I was recently instructed in one of my algorithm classes to use Knuth's algorithm to create permutations stored in a malloc'd array.
Here is the setup:
array is a pointer to a malloced array holding the permutation. It is intially storing n values, each position holding the index + 1.
So if n was 10, the array would initially be:
[1, 2, 3, 4, 5, 6, 7, 8, 9, 10]
The "rand" variable holds some variable from 1 to n. (In this example, 1-10).
Swap is supposed to be a function that does a bit-exclusive OR swap (XOR).

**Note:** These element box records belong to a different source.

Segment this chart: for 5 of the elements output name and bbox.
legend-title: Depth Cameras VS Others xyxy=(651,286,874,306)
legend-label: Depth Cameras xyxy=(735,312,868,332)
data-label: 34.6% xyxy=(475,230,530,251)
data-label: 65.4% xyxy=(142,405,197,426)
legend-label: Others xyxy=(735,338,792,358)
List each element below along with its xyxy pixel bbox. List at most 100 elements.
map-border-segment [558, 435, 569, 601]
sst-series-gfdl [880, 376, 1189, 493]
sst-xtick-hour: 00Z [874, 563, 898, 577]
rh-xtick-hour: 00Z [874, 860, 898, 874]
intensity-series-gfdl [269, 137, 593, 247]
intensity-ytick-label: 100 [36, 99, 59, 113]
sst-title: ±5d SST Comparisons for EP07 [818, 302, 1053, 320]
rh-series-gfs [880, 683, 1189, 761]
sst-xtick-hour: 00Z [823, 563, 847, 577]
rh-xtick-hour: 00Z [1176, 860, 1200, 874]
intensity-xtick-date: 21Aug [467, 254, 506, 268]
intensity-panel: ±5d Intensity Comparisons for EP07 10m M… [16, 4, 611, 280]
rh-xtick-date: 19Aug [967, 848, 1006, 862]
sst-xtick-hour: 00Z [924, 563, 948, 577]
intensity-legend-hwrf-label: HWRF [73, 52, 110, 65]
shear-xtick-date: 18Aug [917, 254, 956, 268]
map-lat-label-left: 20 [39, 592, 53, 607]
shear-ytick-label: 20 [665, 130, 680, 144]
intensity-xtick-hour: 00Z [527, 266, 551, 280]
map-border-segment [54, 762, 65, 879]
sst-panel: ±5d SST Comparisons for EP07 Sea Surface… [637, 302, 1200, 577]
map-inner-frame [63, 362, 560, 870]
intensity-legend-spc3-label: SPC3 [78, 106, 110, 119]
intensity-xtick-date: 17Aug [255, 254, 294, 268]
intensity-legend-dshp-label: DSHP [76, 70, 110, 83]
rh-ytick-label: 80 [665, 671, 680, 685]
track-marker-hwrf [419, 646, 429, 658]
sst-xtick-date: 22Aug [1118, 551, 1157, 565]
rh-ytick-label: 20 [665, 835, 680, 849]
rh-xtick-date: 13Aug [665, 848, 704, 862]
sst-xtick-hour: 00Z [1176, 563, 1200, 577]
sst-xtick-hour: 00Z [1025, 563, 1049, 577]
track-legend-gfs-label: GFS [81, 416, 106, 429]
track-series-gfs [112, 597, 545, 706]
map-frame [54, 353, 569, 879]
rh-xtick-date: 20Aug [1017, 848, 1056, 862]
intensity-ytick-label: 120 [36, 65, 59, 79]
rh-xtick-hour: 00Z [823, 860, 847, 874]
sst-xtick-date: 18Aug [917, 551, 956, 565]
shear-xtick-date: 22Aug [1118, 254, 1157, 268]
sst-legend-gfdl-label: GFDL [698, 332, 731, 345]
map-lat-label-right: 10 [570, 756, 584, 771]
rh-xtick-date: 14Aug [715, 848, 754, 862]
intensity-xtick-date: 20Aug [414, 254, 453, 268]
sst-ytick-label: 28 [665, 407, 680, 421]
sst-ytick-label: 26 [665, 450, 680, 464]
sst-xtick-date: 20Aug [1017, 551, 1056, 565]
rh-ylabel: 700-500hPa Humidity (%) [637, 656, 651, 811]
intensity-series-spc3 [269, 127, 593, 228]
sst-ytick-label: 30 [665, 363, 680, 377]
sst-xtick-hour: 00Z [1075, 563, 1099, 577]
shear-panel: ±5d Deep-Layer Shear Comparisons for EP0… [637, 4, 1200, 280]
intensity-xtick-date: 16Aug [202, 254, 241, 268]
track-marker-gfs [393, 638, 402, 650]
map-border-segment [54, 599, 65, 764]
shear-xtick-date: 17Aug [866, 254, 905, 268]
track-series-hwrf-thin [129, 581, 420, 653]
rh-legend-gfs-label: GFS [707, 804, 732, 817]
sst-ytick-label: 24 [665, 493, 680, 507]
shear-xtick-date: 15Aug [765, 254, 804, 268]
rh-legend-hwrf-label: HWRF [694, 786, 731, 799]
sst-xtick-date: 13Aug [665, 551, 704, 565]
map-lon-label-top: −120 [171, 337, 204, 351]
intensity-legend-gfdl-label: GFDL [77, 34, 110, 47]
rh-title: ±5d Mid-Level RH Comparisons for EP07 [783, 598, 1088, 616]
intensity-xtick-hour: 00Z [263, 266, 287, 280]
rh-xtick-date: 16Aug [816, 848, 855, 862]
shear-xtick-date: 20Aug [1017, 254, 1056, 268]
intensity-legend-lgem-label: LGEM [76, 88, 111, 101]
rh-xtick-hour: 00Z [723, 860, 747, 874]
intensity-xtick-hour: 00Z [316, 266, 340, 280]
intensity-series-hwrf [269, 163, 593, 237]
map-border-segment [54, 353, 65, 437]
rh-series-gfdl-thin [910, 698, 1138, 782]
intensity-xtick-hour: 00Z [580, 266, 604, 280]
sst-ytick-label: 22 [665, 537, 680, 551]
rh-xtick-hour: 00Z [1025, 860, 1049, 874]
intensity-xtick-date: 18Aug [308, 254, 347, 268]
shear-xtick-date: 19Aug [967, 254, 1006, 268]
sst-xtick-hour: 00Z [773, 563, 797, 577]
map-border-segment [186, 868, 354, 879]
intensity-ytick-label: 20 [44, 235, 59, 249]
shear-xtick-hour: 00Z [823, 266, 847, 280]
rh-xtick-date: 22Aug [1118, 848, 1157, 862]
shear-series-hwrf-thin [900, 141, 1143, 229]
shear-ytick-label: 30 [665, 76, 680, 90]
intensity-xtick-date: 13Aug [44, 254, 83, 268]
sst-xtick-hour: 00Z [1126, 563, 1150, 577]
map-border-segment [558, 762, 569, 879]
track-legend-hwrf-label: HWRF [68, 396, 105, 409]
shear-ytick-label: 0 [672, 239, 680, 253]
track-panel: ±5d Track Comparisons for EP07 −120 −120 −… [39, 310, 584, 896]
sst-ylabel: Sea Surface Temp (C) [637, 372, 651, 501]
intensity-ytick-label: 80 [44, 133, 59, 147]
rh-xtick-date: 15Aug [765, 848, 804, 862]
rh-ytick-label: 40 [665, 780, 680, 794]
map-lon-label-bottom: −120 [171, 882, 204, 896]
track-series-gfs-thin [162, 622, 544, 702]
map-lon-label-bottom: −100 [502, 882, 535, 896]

The end result is supposed to be some permutation of 1-n.
So [5, 6, 2, 8, 7, 4, 1, 3, 10, 9] would be valid as one possible permutation.
However, [1, 1, 5, 7, 8, 2, 3, 5, 5, 6] would not be valid, since it's not a permutation. It has duplicates.
But I can't make heads or tails of this code we were told to use:
for(i = 1; i < n; i++) {
swap(&array[i], &a[rand]);
}
So we start off on the second element of the array. (i = 1)
We then attempt to XOR two paramenters:
First: &array[i]
That is the address of a pointer to the malloced array. (A double pointer, right?)
And the second parameter is the exact same thing. An address of a pointer to the malloced array.
How and why the heck am I supposed to do XOR on addresses?
What am I not understanding?
Thanks for any and all help!
Firstly, swap is not supposed to do a bitwise exclusive or. It's supposed to swap.
Usually, that's written:
void swap(int *a, int *b)
{
int t=*a;
*a=*b;
*b=t;
}
But there's a trick using XOR that doesn't require an extra variable. You can implement swap like this:
void swap(int *a, int *b)
{
*a^=*b;
*b^=*a;
*a^=*b;
}
Which is probably what someone meant by doing an XOR in swap.
Secondly, rand has to range from 0 to i, not 1 to n, of you want an unbiased random permutation.
Given rand(x) returns a number in [0,x], you want something like this:
for (int i=n-1; i>0; --i)
{
j = rand(i);
if (i!=j)
{
swap(&array[i],&array[j]);
}
}
The way it works is simple: for each array[i], it chooses an element randomly from the ones that haven't already been picked.